Average Russians to Pay the Price of Energy Reform

Foreign shareholders of RAO UES of Russia

If people really don't want something, they will definitely find a way to get rid of it. This saying is especially true for Russia. The Slavic people won’t obey, and that’s it, its in their blood. Maybe, this is what is called the “Russian soul” that foreign people never understand.

Russian people do not like the head of Russian energy giant RAO UES of Russia (United Energy System of Russia). It does not matter if he is a good or a bad manager. It does not matter how he might be able settle things with the government and with the parliament.

Private enterprises are rushing away from RAO UES of Russia now. There is money in the country, and there is a certain economic growth as well. Why not use this money to get rid of Chubais and his company? The head of Russian Aluminium, Oleg Deripaska, ventured to set up an independent energy company in East Siberia, for example.

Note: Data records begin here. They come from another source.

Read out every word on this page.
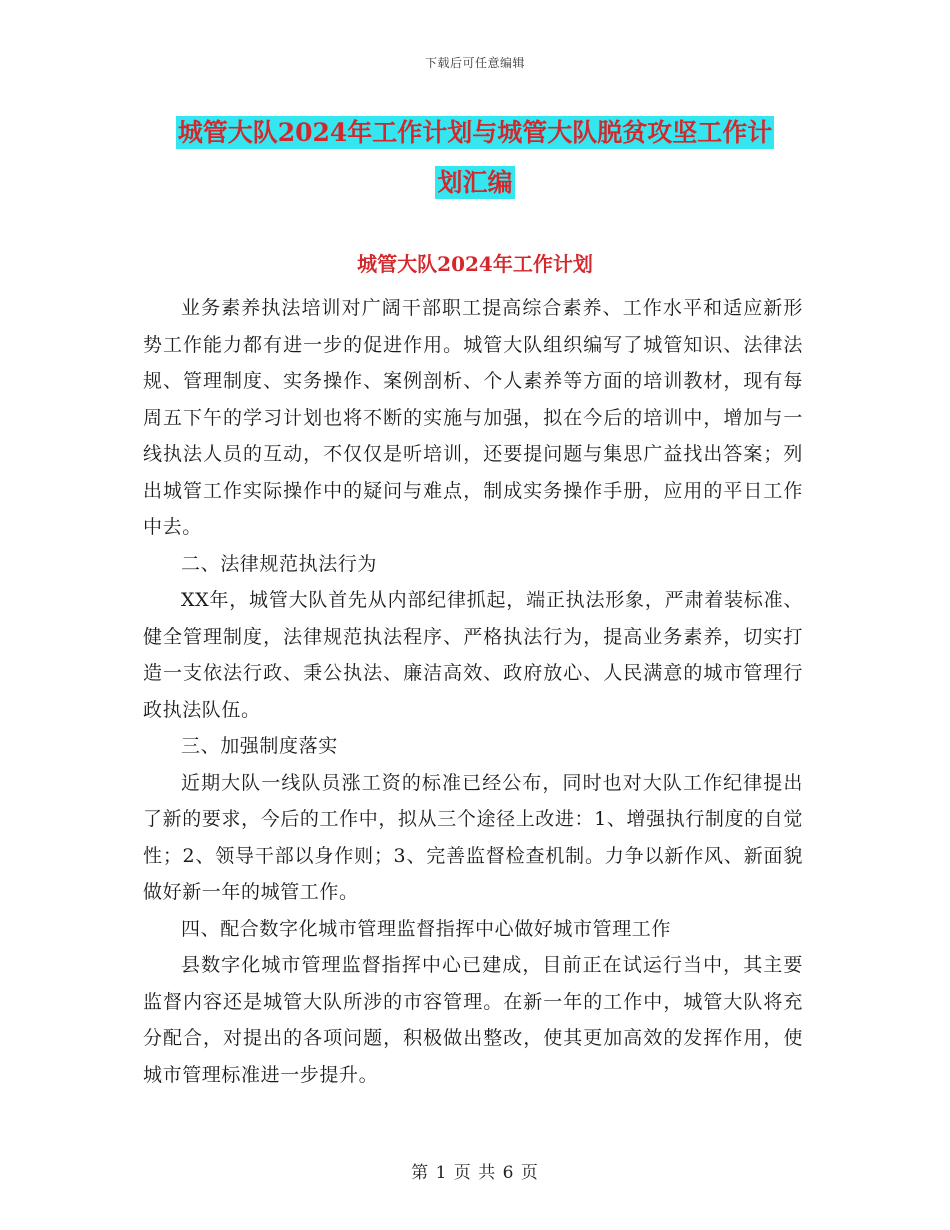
下载后可任意编辑
城管大队2024年工作计划与城管大队脱贫攻坚工作计
划汇编
城管大队2024年工作计划

业务素养执法培训对广阔干部职工提高综合素养、工作水平和适应新形势工作能力都有进一步的促进作用。城管大队组织编写了城管知识、法律法规、管理制度、实务操作、案例剖析、个人素养等方面的培训教材，现有每周五下午的学习计划也将不断的实施与加强，拟在今后的培训中，增加与一线执法人员的互动，不仅仅是听培训，还要提问题与集思广益找出答案；列出城管工作实际操作中的疑问与难点，制成实务操作手册，应用的平日工作中去。

二、法律规范执法行为

XX年，城管大队首先从内部纪律抓起，端正执法形象，严肃着装标准、健全管理制度，法律规范执法程序、严格执法行为，提高业务素养，切实打造一支依法行政、秉公执法、廉洁高效、政府放心、人民满意的城市管理行政执法队伍。

三、加强制度落实

近期大队一线队员涨工资的标准已经公布，同时也对大队工作纪律提出了新的要求，今后的工作中，拟从三个途径上改进：1、增强执行制度的自觉性；2、领导干部以身作则；3、完善监督检查机制。力争以新作风、新面貌做好新一年的城管工作。

四、配合数字化城市管理监督指挥中心做好城市管理工作

县数字化城市管理监督指挥中心已建成，目前正在试运行当中，其主要监督内容还是城管大队所涉的市容管理。在新一年的工作中，城管大队将充分配合，对提出的各项问题，积极做出整改，使其更加高效的发挥作用，使城市管理标准进一步提升。

第 1 页 共 6 页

RusEnergy news agency wrote that several Russian enterprises announced the beginning or extension of their own programs for the production of energy. RAO UES officially welcomed this. However, regional energy companies did not like the idea at all. They are very concerned about the perspective of their autonomy against the background of the coming power industry reform.

It has always been a common thing in the West to equip industrial enterprises with their own energy capacities. American chemical, petroleum, pulp, and paper companies were producing their own electric power already in the 1970s. Furthermore, the companies produced cheap electric power for themselves, and also sold excessive power on the free market. The US Congress even tried to institute certain restrictions for alternative producers of the power. However, American industrial enterprises became players on the energy market already by the beginning of the 1980s.

Russian industrialists are currently at the beginning of the same road that their American colleagues traveled for 20 years. Russians are doing their best to catch up with them now. Gazprom approved a long-term program for its own electric power plants in 1995. At present moment, the Russian gas giant provides for ten percent of its electric power needs. The Yukos oil company spent a lot of money to purchase several electric power plants as well.

Metallurgic companies are working doingthe same thing as well. The Metallurgical Factory of Magnitogorsk produces 85-90% of its needed electric power of its own, for example.

This process will continue to grow and expand. Chubais’s reforms will eventually lead to a larger monopoly of the Russian market. A certain political and economic clan will govern the monopoly, whereas the other clans will have to obey. This state of things is not good for anyone, especially for foreign the minority shareholders of RAO UES of Russia.

It just so happens that "reformer" Anatoly Chubais and his company will concentrate their efforts on agricultural producers and the population. It will be the Russian people who will pay for the success (or the failure) of the reform of the power industry. However, Russians don't have to put up with it.